Para que a indústria nacional volte a cumprir o papel destacado que já teve em nossa economia, é muito importante que ela disponha de mão de obra compatível e especializada para suprir uma demanda produtiva que decorre de sua projetada expansão. De acordo com uma previsão da Confederação Nacional da Indústria, o setor se insere numa expansão do Produto Interno Bruto (PIB) de 2,4% para 3,4% em 2024. Com isso, haverá vagas de trabalho que estão sendo estimadas na escala dos milhões pela entidade. De acordo com o Mapa do Trabalho Industrial, o país vai precisar formar mais 2,2 milhões de novos profissionais e requalificar 11,8 milhões que já estão no mercado entre 2025 e 2027 para ofertar mão de obra para a indústria nos próximos três anos, somando 14 milhões de trabalhadores ao todo. Entre as áreas e profissões que mais apresentam déficit de qualificação estão logística e transporte, construção, operação industrial, manutenção e reparação e metalmecânica.
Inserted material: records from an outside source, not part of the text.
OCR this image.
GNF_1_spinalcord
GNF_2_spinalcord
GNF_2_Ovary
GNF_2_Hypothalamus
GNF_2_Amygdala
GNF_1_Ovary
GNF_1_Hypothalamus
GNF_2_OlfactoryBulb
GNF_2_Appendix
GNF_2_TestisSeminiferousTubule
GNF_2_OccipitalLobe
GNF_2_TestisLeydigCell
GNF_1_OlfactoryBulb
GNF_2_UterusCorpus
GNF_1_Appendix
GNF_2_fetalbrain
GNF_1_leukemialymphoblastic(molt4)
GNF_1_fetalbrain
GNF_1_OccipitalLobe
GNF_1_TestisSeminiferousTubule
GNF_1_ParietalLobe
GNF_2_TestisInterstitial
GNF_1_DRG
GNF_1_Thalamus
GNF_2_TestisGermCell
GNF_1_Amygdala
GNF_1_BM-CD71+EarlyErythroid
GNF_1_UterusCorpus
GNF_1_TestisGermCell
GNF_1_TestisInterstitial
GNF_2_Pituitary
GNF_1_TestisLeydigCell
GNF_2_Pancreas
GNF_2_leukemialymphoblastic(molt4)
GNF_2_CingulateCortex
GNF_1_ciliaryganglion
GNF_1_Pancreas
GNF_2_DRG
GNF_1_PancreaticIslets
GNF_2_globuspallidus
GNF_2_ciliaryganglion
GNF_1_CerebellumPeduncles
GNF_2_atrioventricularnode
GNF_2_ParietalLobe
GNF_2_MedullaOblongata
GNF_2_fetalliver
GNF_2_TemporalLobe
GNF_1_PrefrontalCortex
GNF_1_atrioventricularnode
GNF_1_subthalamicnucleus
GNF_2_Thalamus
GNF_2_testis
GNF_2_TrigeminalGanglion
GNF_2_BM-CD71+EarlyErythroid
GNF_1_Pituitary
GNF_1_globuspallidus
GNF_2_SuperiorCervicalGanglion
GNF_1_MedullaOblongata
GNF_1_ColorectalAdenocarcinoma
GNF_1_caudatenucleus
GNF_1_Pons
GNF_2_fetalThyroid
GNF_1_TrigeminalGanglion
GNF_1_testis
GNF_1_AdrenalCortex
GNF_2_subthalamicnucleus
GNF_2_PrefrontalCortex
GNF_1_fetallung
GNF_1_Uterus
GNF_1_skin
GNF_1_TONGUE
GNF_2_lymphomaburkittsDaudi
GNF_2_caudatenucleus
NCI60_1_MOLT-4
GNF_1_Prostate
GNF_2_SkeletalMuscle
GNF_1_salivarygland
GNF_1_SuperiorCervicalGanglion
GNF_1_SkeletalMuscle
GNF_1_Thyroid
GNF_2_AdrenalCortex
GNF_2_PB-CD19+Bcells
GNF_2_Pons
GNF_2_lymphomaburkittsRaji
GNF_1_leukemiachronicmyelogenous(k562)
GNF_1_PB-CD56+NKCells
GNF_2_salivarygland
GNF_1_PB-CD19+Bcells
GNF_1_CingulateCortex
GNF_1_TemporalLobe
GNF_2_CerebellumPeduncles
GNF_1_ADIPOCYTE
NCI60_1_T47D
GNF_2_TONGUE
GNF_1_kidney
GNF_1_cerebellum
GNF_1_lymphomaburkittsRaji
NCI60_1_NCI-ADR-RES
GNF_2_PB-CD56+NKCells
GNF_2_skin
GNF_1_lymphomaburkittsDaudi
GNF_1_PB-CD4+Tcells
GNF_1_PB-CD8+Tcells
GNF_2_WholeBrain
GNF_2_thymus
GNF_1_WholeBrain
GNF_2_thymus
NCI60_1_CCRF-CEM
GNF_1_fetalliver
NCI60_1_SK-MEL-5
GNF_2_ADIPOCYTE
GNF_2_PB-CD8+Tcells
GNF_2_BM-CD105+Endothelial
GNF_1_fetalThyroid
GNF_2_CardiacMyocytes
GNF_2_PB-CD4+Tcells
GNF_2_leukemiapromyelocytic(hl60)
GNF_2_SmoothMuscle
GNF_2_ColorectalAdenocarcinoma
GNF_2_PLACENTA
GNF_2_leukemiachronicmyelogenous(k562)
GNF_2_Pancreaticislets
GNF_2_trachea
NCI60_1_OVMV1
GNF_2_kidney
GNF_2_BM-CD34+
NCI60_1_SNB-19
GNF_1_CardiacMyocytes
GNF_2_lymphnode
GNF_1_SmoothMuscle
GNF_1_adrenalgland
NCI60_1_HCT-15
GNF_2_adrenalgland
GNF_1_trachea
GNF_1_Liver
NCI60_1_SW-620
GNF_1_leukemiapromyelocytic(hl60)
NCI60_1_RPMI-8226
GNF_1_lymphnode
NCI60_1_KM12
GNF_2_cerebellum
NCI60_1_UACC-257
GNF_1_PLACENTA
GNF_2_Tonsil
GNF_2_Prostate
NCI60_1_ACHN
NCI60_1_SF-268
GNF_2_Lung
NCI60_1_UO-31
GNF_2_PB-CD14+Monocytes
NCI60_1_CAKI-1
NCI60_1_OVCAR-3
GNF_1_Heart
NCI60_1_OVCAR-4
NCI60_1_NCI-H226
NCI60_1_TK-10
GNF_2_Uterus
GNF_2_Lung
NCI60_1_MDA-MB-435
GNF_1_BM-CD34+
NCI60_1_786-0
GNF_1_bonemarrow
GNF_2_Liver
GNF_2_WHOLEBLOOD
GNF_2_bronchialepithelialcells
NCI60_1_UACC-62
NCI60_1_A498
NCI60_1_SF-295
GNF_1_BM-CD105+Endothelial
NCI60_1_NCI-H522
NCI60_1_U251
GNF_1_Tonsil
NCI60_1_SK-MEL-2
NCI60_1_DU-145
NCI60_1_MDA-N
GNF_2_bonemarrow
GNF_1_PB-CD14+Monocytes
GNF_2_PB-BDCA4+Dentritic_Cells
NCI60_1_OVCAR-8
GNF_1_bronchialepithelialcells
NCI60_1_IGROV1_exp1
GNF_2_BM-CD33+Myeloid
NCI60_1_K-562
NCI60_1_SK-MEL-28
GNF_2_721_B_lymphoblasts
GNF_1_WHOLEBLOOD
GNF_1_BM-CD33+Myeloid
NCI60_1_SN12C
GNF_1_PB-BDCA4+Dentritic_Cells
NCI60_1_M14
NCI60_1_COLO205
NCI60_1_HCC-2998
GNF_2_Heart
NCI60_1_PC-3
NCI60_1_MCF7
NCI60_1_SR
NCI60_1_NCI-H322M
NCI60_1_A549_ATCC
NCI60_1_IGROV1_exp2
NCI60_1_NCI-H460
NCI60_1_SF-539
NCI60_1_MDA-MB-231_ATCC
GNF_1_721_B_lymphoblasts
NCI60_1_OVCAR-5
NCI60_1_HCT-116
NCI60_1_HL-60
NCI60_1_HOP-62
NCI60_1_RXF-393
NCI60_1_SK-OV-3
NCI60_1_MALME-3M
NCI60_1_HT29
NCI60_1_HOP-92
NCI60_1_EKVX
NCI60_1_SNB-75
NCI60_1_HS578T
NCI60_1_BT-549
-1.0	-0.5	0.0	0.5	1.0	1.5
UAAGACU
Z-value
O Brasil precisa ativar um ciclo virtuoso no seu mercado interno e, para tanto, necessita que haja um grande montante de brasileiros com emprego e auferindo renda. Trata-se de uma retroalimentação positiva, pois essas pessoas irão consumir nos seus bairros e cidades e essas aquisições constantes de bens e de produtos vão ativar o varejo que, por sua vez, vai movimentar a indústria, a qual poderá demandar seus fornecedores de matérias-primas, gerando uma cadeia que se transforma num jogo de ganha-ganha para todos. Nesse sentido, num tempo de expansão de novas tecnologias, é preciso que as empresas se envolvam com o aprendizado de seus trabalhadores, fomentando a oportunidade para que eles adquiram novas habilidades e se insiram com êxito no cotidiano da sua linha de produção.
Nesse processo de capacitação laboral, a contribuição decisiva que pode advir do Sistema S, que tem expertise histórica nesse sentido, é fundamental. O desenvolvimento a que todos almejamos, no qual a indústria é estratégica, só virá com a união de forças em prol do crescimento socioeconômico.